Mis à jour le 23 novembre 2018


On n’arrête pas de parler de l’immigration au Canada (et surtout au Québec) en ce moment ! On lit surtout que blablabla le Canada c’est génial et blablabla c’est vachement mieux que la France et en plus le Canada propose les PVT qui permettent aux jeunes de 18 à 35 ans de rester sur le territoire pendant 1 an pour travailler.
Oui mais on oublie bien souvent que seuls 30% des pvtistes au Québec arrivent à prolonger leur visa… Ca vous refroidit un peu non ?

J’ai travaillé quelques mois avec Farah en milieu francophone, c’est une jeune trentenaire adepte de voyages et qui a déjà vécu aux Etats-Unis 1 an pendant ses études.
Le Canada ? Oui mais il faut s’armer de patience ! Elle nous explique pourquoi dans cette interview !

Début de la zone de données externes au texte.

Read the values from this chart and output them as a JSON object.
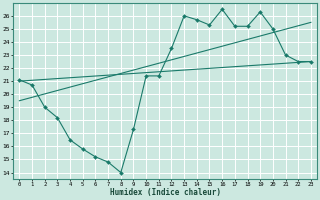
{
  "xlabel": "Humidex (Indice chaleur)",
  "ylabel": "",
  "bg_color": "#cce8e0",
  "grid_color": "#b0d8d0",
  "line_color": "#1a7a6a",
  "ylim": [
    13.5,
    27.0
  ],
  "xlim": [
    -0.5,
    23.5
  ],
  "yticks": [
    14,
    15,
    16,
    17,
    18,
    19,
    20,
    21,
    22,
    23,
    24,
    25,
    26
  ],
  "xticks": [
    0,
    1,
    2,
    3,
    4,
    5,
    6,
    7,
    8,
    9,
    10,
    11,
    12,
    13,
    14,
    15,
    16,
    17,
    18,
    19,
    20,
    21,
    22,
    23
  ],
  "line1_x": [
    0,
    1,
    2,
    3,
    4,
    5,
    6,
    7,
    8,
    9,
    10,
    11,
    12,
    13,
    14,
    15,
    16,
    17,
    18,
    19,
    20,
    21,
    22,
    23
  ],
  "line1_y": [
    21.1,
    20.7,
    19.0,
    18.2,
    16.5,
    15.8,
    15.2,
    14.8,
    14.0,
    17.3,
    21.4,
    21.4,
    23.5,
    26.0,
    25.7,
    25.3,
    26.5,
    25.2,
    25.2,
    26.3,
    25.0,
    23.0,
    22.5,
    22.5
  ],
  "line2_x": [
    0,
    23
  ],
  "line2_y": [
    21.0,
    22.5
  ],
  "line3_x": [
    0,
    23
  ],
  "line3_y": [
    19.5,
    25.5
  ]
}
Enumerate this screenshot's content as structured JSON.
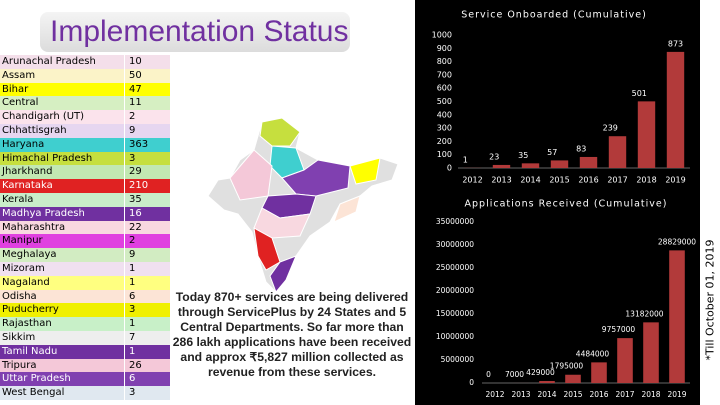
{
  "title": "Implementation Status",
  "table": {
    "rows": [
      [
        "Arunachal Pradesh",
        10
      ],
      [
        "Assam",
        50
      ],
      [
        "Bihar",
        47
      ],
      [
        "Central",
        11
      ],
      [
        "Chandigarh (UT)",
        2
      ],
      [
        "Chhattisgrah",
        9
      ],
      [
        "Haryana",
        363
      ],
      [
        "Himachal Pradesh",
        3
      ],
      [
        "Jharkhand",
        29
      ],
      [
        "Karnataka",
        210
      ],
      [
        "Kerala",
        35
      ],
      [
        "Madhya Pradesh",
        16
      ],
      [
        "Maharashtra",
        22
      ],
      [
        "Manipur",
        2
      ],
      [
        "Meghalaya",
        9
      ],
      [
        "Mizoram",
        1
      ],
      [
        "Nagaland",
        1
      ],
      [
        "Odisha",
        6
      ],
      [
        "Puducherry",
        3
      ],
      [
        "Rajasthan",
        1
      ],
      [
        "Sikkim",
        7
      ],
      [
        "Tamil Nadu",
        1
      ],
      [
        "Tripura",
        26
      ],
      [
        "Uttar Pradesh",
        6
      ],
      [
        "West Bengal",
        3
      ]
    ],
    "row_colors": [
      "#f4dfea",
      "#fbf3c8",
      "#ffff00",
      "#d6efc2",
      "#fbe3ec",
      "#e6d6f0",
      "#3fcfcf",
      "#c6df3e",
      "#c2e8b2",
      "#e02222",
      "#c9ecc9",
      "#7030a0",
      "#f8d8e0",
      "#e040e0",
      "#d2ecc2",
      "#f0e0f0",
      "#ffff80",
      "#fce4d6",
      "#f0f000",
      "#c8f0c8",
      "#eeeeee",
      "#7030a0",
      "#f4c8d8",
      "#8040b0",
      "#e0e8f0"
    ]
  },
  "summary": "Today 870+ services are being delivered through ServicePlus by 24 States and 5 Central Departments. So far more than 286 lakh applications have been received and approx ₹5,827 million collected as revenue from these services.",
  "footnote": "*Till October 01, 2019",
  "chart_data": [
    {
      "type": "bar",
      "title": "Service Onboarded (Cumulative)",
      "categories": [
        "2012",
        "2013",
        "2014",
        "2015",
        "2016",
        "2017",
        "2018",
        "2019"
      ],
      "values": [
        1,
        23,
        35,
        57,
        83,
        239,
        501,
        873
      ],
      "color": "#b23a3a",
      "ylim": [
        0,
        1000
      ],
      "yticks": [
        0,
        100,
        200,
        300,
        400,
        500,
        600,
        700,
        800,
        900,
        1000
      ]
    },
    {
      "type": "bar",
      "title": "Applications Received (Cumulative)",
      "categories": [
        "2012",
        "2013",
        "2014",
        "2015",
        "2016",
        "2017",
        "2018",
        "2019"
      ],
      "values": [
        0,
        7000,
        429000,
        1795000,
        4484000,
        9757000,
        13182000,
        28829000
      ],
      "color": "#b23a3a",
      "ylim": [
        0,
        35000000
      ],
      "yticks": [
        0,
        5000000,
        10000000,
        15000000,
        20000000,
        25000000,
        30000000,
        35000000
      ]
    }
  ]
}
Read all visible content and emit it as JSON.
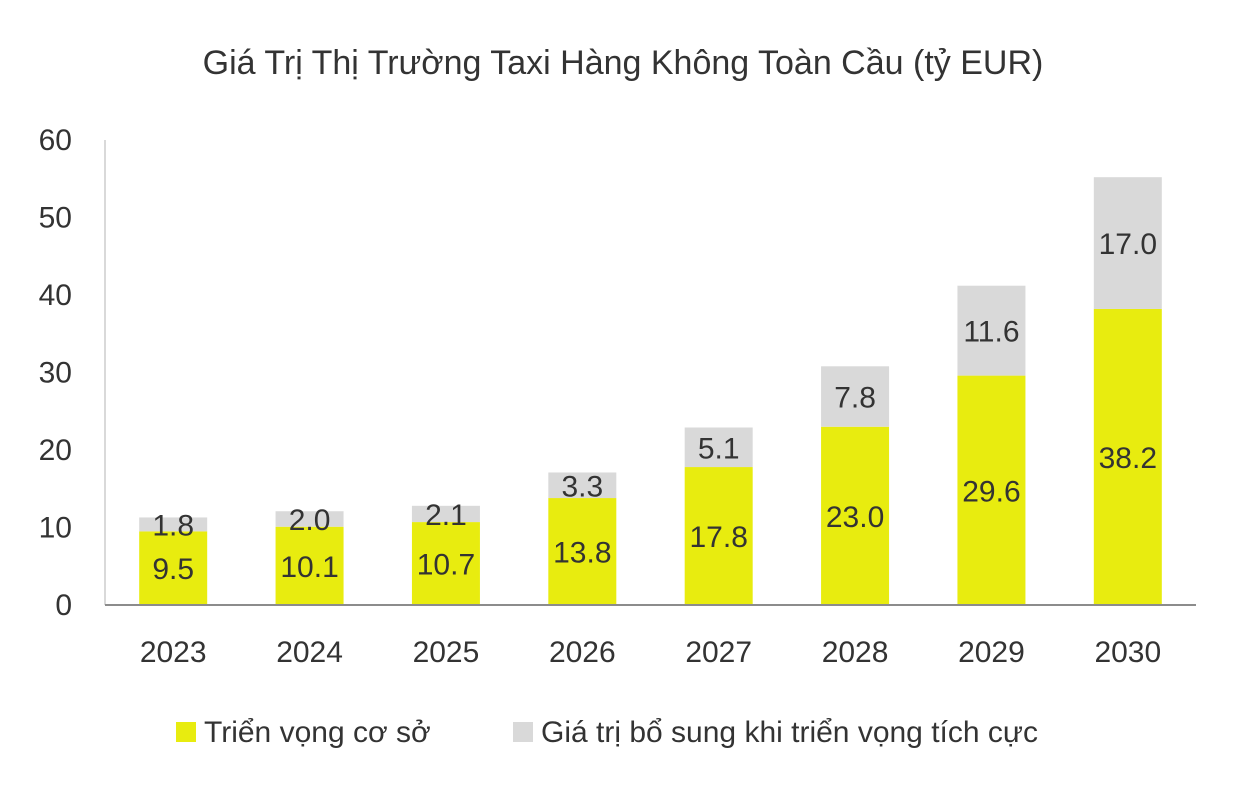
{
  "chart_data": {
    "type": "bar",
    "stacked": true,
    "title": "Giá Trị Thị Trường Taxi Hàng Không Toàn Cầu (tỷ EUR)",
    "categories": [
      "2023",
      "2024",
      "2025",
      "2026",
      "2027",
      "2028",
      "2029",
      "2030"
    ],
    "series": [
      {
        "name": "Triển vọng cơ sở",
        "color": "#e8ec0f",
        "values": [
          9.5,
          10.1,
          10.7,
          13.8,
          17.8,
          23.0,
          29.6,
          38.2
        ]
      },
      {
        "name": "Giá trị bổ sung khi triển vọng tích cực",
        "color": "#d9d9d9",
        "values": [
          1.8,
          2.0,
          2.1,
          3.3,
          5.1,
          7.8,
          11.6,
          17.0
        ]
      }
    ],
    "ylim": [
      0,
      60
    ],
    "yticks": [
      0,
      10,
      20,
      30,
      40,
      50,
      60
    ],
    "grid": false,
    "legend": "bottom"
  }
}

Pourquoi avoir choisi de faire un PVT ?

J’ai obtenu mon visa PVT en novembre 2010 pour le canada. Je voulais tenter l’expérience car je trouvais qu’en France le marché du travail était saturé et je n’arrivais pas à décrocher de CDI, clé de voûte de la société française…

J’ai donc décollé en octobre 2011 pour Toronto, avec sur place un ami qui m’avait convaincu du bien-fondé d’une telle expérience avec – selon ses dires –  l’obtention rapide d’un travail correspondant à mes qualifications, mon niveau d’étude et de bonnes possibilités d’évolution assez rapidement ! Etant bilingue, ça paraissait gagné d’avance…enfin c’est ce que je croyais.

Peux-tu nous parler de ta recherche d’emploi ?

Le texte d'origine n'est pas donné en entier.